Hey,
the source files. i thought i knew where they are but now i am in doubt. i say this because i have done some modifications to an handful of files and i was unsure of the run time result. so i commented out a bunch of stuff. no run time change. so i commented out a critical part and the still no runtime change.
so either the interpreter is still reading commented out code or i am working in the wrong src dir ??
So which distribution are you using? Distributions such as debian-based or rpm-based provide a lot of binary packages, which (I think) don't actually include the sourcefiles, which is why I'm asking.
You mention an interpreter, so you are not talking about c++ source files, or did you mean compiler?
oh sorry i am using ubuntu 12.10. the program is c++, [/edit/ the program i am trying to modify] it is not a binary distro. its an open source program that needs to be built from tarball.
/edit/ so why cant i find my own source files?? like i said i am commenting out sections of code, rebuilding starting from bootstrap, and the lines commented out are still being executed. wth is going on here ??
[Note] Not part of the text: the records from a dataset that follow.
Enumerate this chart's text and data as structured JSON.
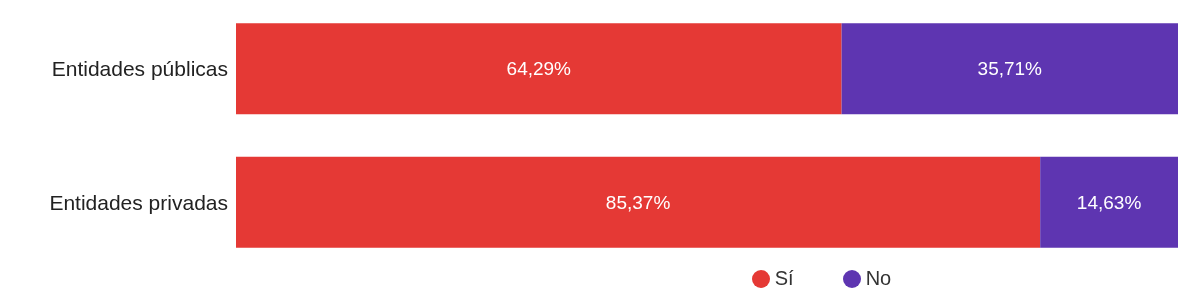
{
  "chart_data": {
    "type": "bar",
    "orientation": "horizontal",
    "stacked": true,
    "categories": [
      "Entidades públicas",
      "Entidades privadas"
    ],
    "series": [
      {
        "name": "Sí",
        "color": "#e53935",
        "values": [
          64.29,
          85.37
        ],
        "value_labels": [
          "64,29%",
          "85,37%"
        ]
      },
      {
        "name": "No",
        "color": "#5e35b1",
        "values": [
          35.71,
          14.63
        ],
        "value_labels": [
          "35,71%",
          "14,63%"
        ]
      }
    ],
    "legend": "bottom",
    "grid": false
  }
}
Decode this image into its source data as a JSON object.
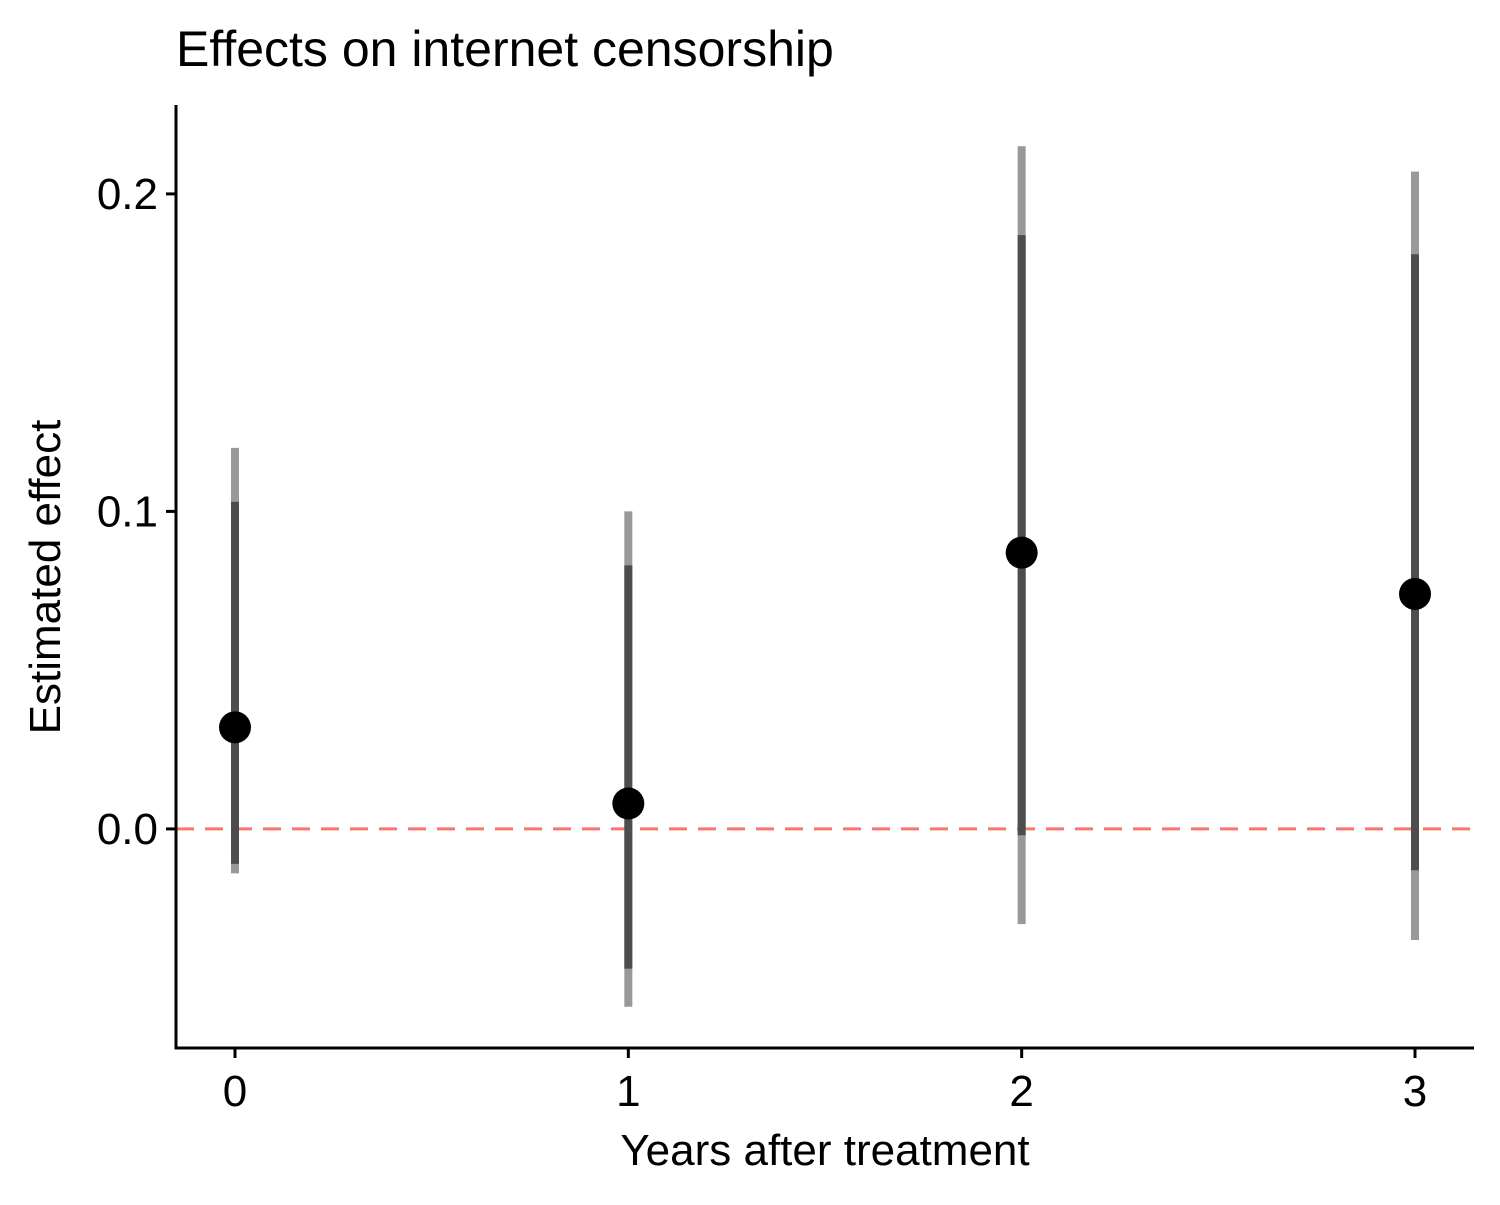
{
  "chart_data": {
    "type": "scatter",
    "title": "Effects on internet censorship",
    "xlabel": "Years after treatment",
    "ylabel": "Estimated effect",
    "x_ticks": [
      "0",
      "1",
      "2",
      "3"
    ],
    "y_ticks": [
      "0.0",
      "0.1",
      "0.2"
    ],
    "xlim": [
      -0.15,
      3.15
    ],
    "ylim": [
      -0.069,
      0.228
    ],
    "grid": false,
    "legend": "none",
    "reference_line": {
      "y": 0.0,
      "style": "dashed",
      "color": "#F8766D"
    },
    "points": [
      {
        "x": 0,
        "estimate": 0.032,
        "ci_inner": [
          -0.011,
          0.103
        ],
        "ci_outer": [
          -0.014,
          0.12
        ]
      },
      {
        "x": 1,
        "estimate": 0.008,
        "ci_inner": [
          -0.044,
          0.083
        ],
        "ci_outer": [
          -0.056,
          0.1
        ]
      },
      {
        "x": 2,
        "estimate": 0.087,
        "ci_inner": [
          -0.002,
          0.187
        ],
        "ci_outer": [
          -0.03,
          0.215
        ]
      },
      {
        "x": 3,
        "estimate": 0.074,
        "ci_inner": [
          -0.013,
          0.181
        ],
        "ci_outer": [
          -0.035,
          0.207
        ]
      }
    ],
    "colors": {
      "point": "#000000",
      "ci_inner": "#4d4d4d",
      "ci_outer": "#999999",
      "axis": "#000000"
    }
  }
}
i pulled from the source files from the svn trunk which automatically created a dir in my home dir. so i cd into that dir, do my changes to the source files and then do:
1 2 3
./bootstrap && ./configure && make
make check
sudo make install
i am commenting out code but it is still working at run time. how can this be ??
More than likely, the sources will be in a subdir of where you untared the file. The installed binaries' location are defined during the ./configure according to probably a value defined in variable PREFIX. check the Makefile. There is no README?